News

Mechanism for how pancreatic cancer evades immunotherapy elucidated

1 Feb 2021
Mechanism for how pancreatic cancer evades immunotherapy elucidated

Pancreatic cancer, one of the most lethal of all cancers, is capable of evading attacks by immune cells by changing its microenvironment so that the immune cells suppress, rather than support, an attack on the tumour.

The scientists also found that that some of the mediators of this suppressive response, including a protein called STAT1, represent potential therapeutic targets that could be used to reverse this evasion and point to possible treatment opportunities.

The finding appears in Cancer Immunology Research.

"This is the first demonstration that an immune attack induces pancreatic cancer-derived immune suppression, offering a new approach to immunotherapy for this deadly cancer," noted Louis M. Weiner, M.D., director of Georgetown Lombardi and the Principal Investigator of this study.

Pancreatic ductal adenocarcinoma (PDAC) comprises over 90 percent of all pancreatic cancers, with nearly 60,000 diagnoses expected in the U.S. in 2021. Only 10 percent of those diagnosed will live five years or more, primarily because the cancer is highly resistant to many types of treatments.

Despite major recent advances in cancer immunotherapy, this cancer rarely responds to such treatment approaches which have revolutionised the management of other cancers, such as melanoma and lung cancer.

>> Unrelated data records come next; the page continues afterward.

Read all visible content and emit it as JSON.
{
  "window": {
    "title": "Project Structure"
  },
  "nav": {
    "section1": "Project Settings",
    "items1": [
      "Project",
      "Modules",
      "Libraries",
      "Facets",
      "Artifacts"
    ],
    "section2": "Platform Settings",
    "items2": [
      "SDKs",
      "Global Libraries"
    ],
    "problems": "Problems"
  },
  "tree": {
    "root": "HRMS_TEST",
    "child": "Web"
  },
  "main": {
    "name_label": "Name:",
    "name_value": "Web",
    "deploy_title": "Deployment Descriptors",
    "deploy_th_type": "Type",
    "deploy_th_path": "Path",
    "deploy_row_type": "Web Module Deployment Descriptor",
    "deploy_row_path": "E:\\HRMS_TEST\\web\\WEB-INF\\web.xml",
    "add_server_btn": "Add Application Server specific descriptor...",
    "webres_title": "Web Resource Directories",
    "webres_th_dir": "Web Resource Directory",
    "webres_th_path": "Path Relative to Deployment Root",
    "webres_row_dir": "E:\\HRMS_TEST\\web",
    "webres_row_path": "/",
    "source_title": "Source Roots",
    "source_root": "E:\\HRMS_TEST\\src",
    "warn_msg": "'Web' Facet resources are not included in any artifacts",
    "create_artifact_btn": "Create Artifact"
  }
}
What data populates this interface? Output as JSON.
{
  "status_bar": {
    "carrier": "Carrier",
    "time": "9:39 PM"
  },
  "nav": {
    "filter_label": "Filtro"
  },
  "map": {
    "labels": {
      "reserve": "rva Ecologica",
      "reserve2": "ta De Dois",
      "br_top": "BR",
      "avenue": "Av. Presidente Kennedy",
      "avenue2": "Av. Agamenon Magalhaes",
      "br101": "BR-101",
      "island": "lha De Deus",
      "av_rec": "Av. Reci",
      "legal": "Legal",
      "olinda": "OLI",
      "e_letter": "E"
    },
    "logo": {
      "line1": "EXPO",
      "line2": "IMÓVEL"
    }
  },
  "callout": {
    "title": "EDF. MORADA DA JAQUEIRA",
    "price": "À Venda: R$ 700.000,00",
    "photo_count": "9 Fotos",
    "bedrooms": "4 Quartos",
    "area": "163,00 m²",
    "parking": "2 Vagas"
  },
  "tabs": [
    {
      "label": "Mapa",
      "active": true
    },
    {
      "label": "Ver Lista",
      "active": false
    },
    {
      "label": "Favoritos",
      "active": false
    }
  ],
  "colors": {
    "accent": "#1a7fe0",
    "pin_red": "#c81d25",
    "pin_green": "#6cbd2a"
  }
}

One reason for this treatment resistance is the tumour microenvironment of PDAC, which actively suppresses immune responses that are helpful in attacking cancer cells.

Reham Ajina, PhD, a recent graduate of the Georgetown University Medical Center's tumour Biology Program, studied mice to explore how the immune cell that is most responsible for recognising and killing cancer cells, the T cell, is able to elicit an anti-tumour T-cell response in many cancers, but not in most pancreatic cancers.

"Tumour tissue is comprised of not only cancer cells, but also a wide range of non-cancerous elements, such as immune, fat, and neuronal cells, along with fibres and blood vessels that comprise the tumour microenvironment," said Ajina. "Normally, T cells recognise and kill cancer cells, but it appears that malignant pancreatic cells are simultaneously trying to find ways to evade a T cell immune attack by influencing components of the tumour microenvironment to favour cancer development and growth, a process called remodelling. Inhibiting this remodelling is a major challenge in trying to treat pancreatic cancer."

One of the keys to being able to visualise this remodelling in mice was made possible by cutting-edge analytical technologies contributed by collaborators at Johns Hopkins University and the Oak Ridge National Laboratory.

Beyond the finding of remodelling and evasion, the research team was able to determine that one of the mediators of this suppressive response included an activated protein called signal transducer and activator of transcription 1 (STAT1).

The researchers hypothesised that STAT1-based signalling could be targeted to reverse this resistance mechanism.

The investigators chose an FDA-approved drug, ruxolitinib, that is known to target a STAT signalling pathway, to test in mice.

Indeed, use of the drug overcame tumour-protective remodelling responses and helped improve the response to immunotherapy.

"Fludarabine is another FDA-approved drug that targets STAT1 signalling, and there are several other similar-acting drugs that are currently under development. It would be worth testing the therapeutic benefit of these drugs in future studies to evaluate and corroborate our observation," said Ajina. "Also, our pre-clinical study in mice suggests that the combination of ruxolitinib and other approved immunotherapies could improve pancreatic cancer patients' outcomes. This approach to treating an aggressive cancer is promising and we hope that it can be tested in clinical trials in the not-too-distant future."